Another purpose of the FOIA is to open agency action to the light of public scrutiny, by requiring agencies to adhere to a philosophy of full disclosure, under a belief that such a philosophy, when put into practice, will help to insure an informed citizenry, vital to the functioning of a democratic society. The FOIA seeks to provide a workable and balanced formula which makes available information that ought to be public and, at the same time, protects certain information which must remain confidential in order to protect legitimate governmental functions. The emphasis of the FOIA is nonetheless on disclosure, since the Act clearly states that nothing therein authorizes the withholding of information or limits the availability of records to the public, except as specifically stated therein.
Virtually every document generated by an agency is available to the public in one form or another under the FOIA, unless it falls within one of the Act’s nine exemptions.

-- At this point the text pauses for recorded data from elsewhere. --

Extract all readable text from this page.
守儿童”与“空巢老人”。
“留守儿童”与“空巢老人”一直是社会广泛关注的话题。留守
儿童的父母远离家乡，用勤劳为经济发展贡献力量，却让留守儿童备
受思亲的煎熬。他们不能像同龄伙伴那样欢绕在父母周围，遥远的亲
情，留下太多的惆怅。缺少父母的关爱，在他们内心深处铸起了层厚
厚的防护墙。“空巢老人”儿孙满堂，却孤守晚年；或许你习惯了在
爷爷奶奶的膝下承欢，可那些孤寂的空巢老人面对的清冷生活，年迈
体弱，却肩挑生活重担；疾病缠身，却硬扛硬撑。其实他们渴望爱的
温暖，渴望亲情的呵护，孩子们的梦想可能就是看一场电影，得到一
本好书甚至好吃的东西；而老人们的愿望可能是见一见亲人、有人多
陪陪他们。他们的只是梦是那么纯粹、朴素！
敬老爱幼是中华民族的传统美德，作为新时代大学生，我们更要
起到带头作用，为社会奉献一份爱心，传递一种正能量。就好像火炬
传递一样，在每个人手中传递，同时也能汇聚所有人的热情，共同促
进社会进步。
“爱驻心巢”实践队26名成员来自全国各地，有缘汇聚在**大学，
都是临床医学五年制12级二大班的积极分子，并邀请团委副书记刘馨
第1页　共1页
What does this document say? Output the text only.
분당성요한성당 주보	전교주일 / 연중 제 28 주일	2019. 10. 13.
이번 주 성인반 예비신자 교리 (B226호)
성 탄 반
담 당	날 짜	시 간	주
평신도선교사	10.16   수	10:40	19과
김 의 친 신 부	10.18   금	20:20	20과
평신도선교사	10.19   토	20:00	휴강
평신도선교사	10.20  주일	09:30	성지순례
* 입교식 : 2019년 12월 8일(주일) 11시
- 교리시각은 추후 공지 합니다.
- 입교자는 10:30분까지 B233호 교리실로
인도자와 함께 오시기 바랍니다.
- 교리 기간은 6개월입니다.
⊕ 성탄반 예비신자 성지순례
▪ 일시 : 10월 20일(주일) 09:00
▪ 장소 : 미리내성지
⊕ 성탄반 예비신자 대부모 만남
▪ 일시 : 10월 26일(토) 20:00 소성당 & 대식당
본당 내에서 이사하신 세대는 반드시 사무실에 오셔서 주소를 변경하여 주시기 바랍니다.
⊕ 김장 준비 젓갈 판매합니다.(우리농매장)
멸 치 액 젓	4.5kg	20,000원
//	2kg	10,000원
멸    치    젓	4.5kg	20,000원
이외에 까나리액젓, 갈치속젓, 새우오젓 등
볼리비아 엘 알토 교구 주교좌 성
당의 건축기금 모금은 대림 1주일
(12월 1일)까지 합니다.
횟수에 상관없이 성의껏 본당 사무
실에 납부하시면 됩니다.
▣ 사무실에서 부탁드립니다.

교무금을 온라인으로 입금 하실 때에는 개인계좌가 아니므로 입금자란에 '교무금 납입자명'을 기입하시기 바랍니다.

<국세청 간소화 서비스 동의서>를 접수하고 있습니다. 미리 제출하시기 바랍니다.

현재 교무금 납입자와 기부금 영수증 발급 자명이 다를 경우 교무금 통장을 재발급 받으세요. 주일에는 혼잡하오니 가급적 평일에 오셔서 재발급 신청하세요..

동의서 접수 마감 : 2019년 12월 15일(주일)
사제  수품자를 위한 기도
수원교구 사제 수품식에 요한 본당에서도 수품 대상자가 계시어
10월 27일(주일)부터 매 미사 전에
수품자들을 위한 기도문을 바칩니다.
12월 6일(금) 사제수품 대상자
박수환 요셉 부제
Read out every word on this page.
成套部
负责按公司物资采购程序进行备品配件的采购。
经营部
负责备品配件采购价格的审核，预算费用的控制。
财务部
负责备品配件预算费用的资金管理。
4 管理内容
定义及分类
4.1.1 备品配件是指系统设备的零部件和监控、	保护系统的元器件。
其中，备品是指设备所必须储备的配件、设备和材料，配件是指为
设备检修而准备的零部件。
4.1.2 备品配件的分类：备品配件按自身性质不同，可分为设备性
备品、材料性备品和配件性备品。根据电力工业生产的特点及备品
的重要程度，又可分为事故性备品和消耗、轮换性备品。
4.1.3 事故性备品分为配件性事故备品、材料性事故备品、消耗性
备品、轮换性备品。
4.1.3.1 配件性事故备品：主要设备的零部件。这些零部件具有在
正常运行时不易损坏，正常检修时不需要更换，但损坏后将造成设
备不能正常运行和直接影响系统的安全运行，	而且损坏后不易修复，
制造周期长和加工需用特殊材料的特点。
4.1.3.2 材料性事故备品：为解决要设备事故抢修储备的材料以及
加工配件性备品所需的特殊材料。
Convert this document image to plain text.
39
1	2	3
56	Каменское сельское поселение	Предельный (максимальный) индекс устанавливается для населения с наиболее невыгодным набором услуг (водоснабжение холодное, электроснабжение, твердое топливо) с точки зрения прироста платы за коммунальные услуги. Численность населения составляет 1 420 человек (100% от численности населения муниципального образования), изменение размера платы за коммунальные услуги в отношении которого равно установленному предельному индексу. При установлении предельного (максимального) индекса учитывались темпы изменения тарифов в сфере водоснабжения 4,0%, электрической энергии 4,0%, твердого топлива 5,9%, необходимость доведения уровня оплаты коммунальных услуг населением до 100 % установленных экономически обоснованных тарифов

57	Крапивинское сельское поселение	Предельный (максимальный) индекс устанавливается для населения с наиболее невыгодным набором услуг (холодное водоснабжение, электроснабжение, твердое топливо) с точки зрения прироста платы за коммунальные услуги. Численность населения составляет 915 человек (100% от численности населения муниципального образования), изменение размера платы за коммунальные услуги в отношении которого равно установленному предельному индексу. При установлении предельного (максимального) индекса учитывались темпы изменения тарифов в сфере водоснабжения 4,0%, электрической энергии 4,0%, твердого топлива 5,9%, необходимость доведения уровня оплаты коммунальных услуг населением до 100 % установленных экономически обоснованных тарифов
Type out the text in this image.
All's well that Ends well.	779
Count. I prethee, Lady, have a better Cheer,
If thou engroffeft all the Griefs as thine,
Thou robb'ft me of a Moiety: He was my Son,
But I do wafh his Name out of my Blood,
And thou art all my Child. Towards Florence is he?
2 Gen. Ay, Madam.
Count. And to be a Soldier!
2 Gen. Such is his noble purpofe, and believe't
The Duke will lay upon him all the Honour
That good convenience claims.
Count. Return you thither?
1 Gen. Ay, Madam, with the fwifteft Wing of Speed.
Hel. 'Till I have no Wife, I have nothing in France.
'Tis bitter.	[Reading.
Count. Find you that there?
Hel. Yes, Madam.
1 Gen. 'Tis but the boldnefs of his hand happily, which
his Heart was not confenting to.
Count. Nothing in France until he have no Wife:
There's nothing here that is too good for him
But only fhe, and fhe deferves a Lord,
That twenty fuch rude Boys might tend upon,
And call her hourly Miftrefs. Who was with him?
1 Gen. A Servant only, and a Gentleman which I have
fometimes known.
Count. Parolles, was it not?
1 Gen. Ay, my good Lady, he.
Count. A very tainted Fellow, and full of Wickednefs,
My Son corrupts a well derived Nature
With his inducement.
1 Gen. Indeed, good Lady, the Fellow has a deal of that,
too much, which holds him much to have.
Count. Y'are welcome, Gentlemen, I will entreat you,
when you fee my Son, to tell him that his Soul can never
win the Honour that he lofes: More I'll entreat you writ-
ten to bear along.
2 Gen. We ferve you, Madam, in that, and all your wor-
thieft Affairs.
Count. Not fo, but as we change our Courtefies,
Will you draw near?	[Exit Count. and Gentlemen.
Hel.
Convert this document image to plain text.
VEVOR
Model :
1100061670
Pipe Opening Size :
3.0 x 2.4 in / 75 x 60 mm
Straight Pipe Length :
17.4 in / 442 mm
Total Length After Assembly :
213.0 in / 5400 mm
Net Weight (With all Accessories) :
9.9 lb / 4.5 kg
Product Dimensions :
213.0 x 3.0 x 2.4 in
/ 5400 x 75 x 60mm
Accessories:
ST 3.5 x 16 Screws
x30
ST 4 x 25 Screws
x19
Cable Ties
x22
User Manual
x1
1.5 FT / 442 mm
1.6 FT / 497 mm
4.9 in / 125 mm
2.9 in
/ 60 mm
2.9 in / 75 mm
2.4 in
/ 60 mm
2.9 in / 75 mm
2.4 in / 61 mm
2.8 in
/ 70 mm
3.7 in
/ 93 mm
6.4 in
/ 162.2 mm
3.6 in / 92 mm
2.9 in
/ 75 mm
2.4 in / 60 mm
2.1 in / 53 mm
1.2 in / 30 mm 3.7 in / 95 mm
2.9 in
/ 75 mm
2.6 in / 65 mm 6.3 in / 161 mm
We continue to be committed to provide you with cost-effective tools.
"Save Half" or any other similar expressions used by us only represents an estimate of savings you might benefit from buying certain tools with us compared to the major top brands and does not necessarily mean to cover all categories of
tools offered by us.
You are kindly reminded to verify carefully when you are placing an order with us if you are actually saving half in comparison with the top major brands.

Accordingly, the policy of the FOIA requires that its disclosure provisions be construed broadly, and its exemptions are given a narrow compass. However, nothing within the Act is authority for the withholding of information from Congress.
[i]Pa. Dep’t of Pub.Welfare v. United States, 2001 U.S. Dist. LEXIS 3492 (W.D. Pa. Feb. 7, 2001).
[ii] Department of Air Force v. Rose, 425 U.S. 352, 360-361, 48 L. Ed. 2d 11, 96 S. Ct. 1592 (1976).
[iii] Department of Air Force v. Rose, 425 U.S. 352, 360-361, 48 L. Ed. 2d 11, 96 S. Ct. 1592 (1976).
[iv] United States Dep’t of Defense v. Federal Labor Relations Auth., 510 U.S. 487, 495-496 (U.S. 1994).
[v] United States Dep’t of Defense v. Federal Labor Relations Auth., 510 U.S. 487, 495-496 (U.S. 1994).
[vi] United States Dep’t of Defense v. Federal Labor Relations Auth., 510 U.S. 487, 494-495 (U.S. 1994).
[vii] Reilly v. United States EPA, 429 F. Supp. 2d 335, 341 (D. Mass. 2006).
[viii] John Doe Agency v. John Doe Corp., 493 U.S. 146, 152 (U.S. 1989).
[ix] Church of Scientology International v. U.S. Dept. of Justice, 30 F.3d 224, 228 (1 Cir., 1994).
[x] Kissinger v. Reporters Comm. for Freedom of the Press, 445 U.S. 136, 150, 100 S.Ct. 960, 968, 63 L. Ed. 2d 267 (1980).
[xi] Goldgar v. Office of Admin., Executive Office of the President, 26 F.3d 32, 34 (5th Cir. 1994).
[xii] U.S. Dep’t of Justice v. Tax Analysts, 492 U.S. 136, 142 n. 3, 109 S. Ct. 2841, 2847 n. 3, 106 L. Ed. 2d 112 (1989).
[xiii] Rodriguez v. Providence Police Dep’t, 2009 U.S. Dist. LEXIS 64439, 4-5 (D.R.I. June 23, 2009).
[xiv] United States DOJ v. Tax Analysts, 492 U.S. 136 (U.S. 1989).